Это открытие словно придало ей энергии, Яна с усилием отломила самую тонкую лапу пихты и понесла ее в Гнилую Топь.
Клавдия Васильевна, открывшая ей двери, даже не сразу поняла, что происходит – перед ней стояла совершенно иная Яна, не та сомнамбула, что уходила из дома утром, а бодрая, с горящими глазами и румянцем на щеках – почти прежняя Прозревшая, которую все знали.
«Ну, слава богу, пришла в себя! – с облегчением подумала Клавдия Васильевна, впуская Яну в дом. – Теперь все пойдет как прежде, сколько ж можно тут без дела-то сидеть, совсем ведь рехнуться можно».
Беспокоило Клавдию Васильевну еще и количество постоянно приезжающих в Гнилую Топь прежних примкнувших. Откуда они узнавали название деревни, оставалось загадкой, но люди приезжали, привозили деньги, отдавали их Клавдии и просили приюта. Они обживали заброшенные дома, приводили в порядок огороды, и можно было заново начинать поднимать хозяйство – люди хотели работать, но Клавдия Васильевна медлила – ей нечего было сказать им, Прозревшая молчала, не показывалась на улице, а без ее ведома и без ее прямого указания никакой деятельности Клавдия вести не хотела, да и побаивалась. Яна, хоть и находилась все это время в какой-то прострации, из которой выходила только на «гастролях», способностей не утратила, потому в профилактических целях обрабатывала и Клавдию, и Игнатьича, и Ваню – просто чтобы не ослабить свое влияние на них.

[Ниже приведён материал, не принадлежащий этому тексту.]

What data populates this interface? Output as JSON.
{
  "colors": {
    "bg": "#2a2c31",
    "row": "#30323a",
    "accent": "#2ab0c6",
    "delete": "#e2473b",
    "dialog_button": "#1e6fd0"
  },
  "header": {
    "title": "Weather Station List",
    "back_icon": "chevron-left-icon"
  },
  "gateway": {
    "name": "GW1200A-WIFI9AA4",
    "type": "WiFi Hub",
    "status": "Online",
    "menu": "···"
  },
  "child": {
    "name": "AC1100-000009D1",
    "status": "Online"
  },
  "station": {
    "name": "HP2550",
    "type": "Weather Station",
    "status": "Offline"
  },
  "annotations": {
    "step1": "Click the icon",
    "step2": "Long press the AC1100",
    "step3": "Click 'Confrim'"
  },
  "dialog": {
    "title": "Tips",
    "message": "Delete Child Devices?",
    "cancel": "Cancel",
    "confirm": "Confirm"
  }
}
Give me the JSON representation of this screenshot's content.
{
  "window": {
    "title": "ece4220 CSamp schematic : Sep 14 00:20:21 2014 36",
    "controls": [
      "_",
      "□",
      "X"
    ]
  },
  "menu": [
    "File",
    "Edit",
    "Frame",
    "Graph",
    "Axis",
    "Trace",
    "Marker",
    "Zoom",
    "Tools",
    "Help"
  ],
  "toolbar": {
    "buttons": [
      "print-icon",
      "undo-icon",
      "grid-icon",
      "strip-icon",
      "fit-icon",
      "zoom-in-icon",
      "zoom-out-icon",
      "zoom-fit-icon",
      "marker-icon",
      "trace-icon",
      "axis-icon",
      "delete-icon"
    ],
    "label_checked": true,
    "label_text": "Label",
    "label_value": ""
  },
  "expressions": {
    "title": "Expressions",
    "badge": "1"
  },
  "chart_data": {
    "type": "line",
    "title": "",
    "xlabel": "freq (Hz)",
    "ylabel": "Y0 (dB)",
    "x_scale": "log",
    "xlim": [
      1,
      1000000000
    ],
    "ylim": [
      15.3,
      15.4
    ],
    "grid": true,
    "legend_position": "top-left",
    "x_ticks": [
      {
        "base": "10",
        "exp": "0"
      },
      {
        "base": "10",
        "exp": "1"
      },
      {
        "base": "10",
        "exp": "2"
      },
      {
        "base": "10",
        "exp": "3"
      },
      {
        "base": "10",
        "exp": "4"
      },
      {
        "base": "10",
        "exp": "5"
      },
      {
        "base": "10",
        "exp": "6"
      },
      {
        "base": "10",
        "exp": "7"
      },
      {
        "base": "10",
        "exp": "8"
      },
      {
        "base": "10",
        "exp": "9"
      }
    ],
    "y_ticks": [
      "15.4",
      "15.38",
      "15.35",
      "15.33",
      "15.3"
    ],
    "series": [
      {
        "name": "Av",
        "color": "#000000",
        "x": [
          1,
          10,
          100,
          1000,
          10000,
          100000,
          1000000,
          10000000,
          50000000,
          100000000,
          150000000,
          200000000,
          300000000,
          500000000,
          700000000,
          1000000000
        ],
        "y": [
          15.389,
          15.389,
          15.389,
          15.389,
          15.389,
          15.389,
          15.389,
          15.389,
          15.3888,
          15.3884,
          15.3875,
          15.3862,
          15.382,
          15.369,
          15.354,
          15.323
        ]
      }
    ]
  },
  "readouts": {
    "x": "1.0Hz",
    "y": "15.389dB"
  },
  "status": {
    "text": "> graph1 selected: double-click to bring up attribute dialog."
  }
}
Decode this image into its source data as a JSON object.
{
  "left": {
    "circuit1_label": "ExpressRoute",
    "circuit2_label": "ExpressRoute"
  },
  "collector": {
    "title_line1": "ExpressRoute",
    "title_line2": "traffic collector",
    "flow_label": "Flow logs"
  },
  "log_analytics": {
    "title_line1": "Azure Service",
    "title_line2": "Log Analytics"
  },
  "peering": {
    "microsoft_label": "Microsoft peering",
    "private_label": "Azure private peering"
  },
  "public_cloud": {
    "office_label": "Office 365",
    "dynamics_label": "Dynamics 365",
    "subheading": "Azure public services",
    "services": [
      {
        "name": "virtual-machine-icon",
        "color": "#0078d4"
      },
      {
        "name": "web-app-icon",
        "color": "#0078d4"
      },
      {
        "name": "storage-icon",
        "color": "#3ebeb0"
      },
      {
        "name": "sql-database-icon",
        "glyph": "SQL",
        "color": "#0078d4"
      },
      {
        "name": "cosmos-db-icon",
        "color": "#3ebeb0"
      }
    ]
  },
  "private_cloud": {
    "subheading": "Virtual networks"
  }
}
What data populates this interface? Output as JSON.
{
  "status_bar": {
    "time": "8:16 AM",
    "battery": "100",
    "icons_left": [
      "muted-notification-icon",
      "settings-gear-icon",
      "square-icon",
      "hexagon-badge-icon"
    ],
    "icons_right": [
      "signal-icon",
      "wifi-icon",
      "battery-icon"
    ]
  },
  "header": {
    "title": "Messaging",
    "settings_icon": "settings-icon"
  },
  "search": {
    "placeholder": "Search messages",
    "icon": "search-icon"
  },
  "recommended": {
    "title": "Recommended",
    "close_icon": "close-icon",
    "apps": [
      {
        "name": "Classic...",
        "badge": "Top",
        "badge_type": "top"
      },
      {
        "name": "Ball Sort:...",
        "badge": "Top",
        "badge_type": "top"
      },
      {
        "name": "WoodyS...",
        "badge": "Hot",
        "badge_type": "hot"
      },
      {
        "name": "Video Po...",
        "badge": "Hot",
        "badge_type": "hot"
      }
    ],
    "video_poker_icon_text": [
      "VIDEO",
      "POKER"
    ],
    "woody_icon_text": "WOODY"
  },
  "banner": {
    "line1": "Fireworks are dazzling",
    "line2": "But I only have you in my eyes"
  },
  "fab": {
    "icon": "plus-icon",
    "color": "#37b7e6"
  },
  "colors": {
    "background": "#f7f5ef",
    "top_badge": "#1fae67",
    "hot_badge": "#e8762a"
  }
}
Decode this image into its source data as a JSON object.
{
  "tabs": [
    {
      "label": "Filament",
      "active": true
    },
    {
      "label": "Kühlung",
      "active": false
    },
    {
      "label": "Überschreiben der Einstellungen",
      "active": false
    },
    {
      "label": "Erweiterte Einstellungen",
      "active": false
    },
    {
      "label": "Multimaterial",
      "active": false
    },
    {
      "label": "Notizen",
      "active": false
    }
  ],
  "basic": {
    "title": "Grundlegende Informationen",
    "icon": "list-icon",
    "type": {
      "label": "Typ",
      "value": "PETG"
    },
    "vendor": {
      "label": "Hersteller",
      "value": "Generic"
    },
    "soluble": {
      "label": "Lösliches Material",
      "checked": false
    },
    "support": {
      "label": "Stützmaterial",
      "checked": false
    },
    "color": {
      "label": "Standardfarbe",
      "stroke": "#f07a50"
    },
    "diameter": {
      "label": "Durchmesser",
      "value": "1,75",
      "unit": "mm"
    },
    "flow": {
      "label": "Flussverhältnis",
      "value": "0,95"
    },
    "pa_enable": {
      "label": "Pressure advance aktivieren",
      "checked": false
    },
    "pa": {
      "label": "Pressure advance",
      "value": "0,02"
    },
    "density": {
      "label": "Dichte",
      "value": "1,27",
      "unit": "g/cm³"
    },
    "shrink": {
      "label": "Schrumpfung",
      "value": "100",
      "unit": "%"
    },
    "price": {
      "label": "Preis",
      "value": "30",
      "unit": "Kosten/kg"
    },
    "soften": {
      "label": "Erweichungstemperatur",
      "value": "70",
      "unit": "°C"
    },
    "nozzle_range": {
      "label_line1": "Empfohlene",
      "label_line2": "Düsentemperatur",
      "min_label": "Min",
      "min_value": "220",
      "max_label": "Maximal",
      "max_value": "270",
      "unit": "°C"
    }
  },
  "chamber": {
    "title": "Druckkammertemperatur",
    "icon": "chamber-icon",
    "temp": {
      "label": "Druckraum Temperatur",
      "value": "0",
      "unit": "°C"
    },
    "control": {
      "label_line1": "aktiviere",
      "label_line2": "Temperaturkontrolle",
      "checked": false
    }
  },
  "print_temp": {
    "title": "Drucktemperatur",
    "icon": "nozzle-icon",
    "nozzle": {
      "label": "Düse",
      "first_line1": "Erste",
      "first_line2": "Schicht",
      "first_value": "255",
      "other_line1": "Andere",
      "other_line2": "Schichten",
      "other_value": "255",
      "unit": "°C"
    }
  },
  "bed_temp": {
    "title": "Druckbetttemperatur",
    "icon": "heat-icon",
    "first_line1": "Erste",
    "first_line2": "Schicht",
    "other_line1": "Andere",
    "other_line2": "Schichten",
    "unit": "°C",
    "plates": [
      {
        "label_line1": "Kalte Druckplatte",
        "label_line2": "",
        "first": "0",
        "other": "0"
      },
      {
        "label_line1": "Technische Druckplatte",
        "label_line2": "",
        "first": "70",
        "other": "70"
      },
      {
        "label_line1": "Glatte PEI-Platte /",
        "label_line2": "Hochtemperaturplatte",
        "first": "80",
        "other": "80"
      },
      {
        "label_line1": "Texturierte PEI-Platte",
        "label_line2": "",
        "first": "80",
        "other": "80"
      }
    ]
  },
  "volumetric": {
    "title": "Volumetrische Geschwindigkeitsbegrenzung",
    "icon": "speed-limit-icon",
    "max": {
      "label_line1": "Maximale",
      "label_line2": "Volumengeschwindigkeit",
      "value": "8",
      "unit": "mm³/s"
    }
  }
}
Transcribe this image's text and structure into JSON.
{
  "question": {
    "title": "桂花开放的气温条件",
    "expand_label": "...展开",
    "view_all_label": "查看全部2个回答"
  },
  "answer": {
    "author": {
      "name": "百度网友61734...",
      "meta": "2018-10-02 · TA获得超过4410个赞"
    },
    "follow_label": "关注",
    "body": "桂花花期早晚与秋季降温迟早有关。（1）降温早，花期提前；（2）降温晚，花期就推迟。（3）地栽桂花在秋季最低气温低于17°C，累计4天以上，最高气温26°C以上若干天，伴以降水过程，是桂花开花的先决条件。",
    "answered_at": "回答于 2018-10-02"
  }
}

В один из дней, наблюдая за тем, как Ваня возится с «Соболем», Яна вдруг поняла, что ей вовсе необязательно самой ездить на вербовки и собрания, можно сделать себе ширму из Ивана, и это будет куда безопаснее и проще. Внешность у него была типично русская, это хорошо для того дела, что она задумала, и в качестве главы толка, как она это называла, он будет выглядеть органично.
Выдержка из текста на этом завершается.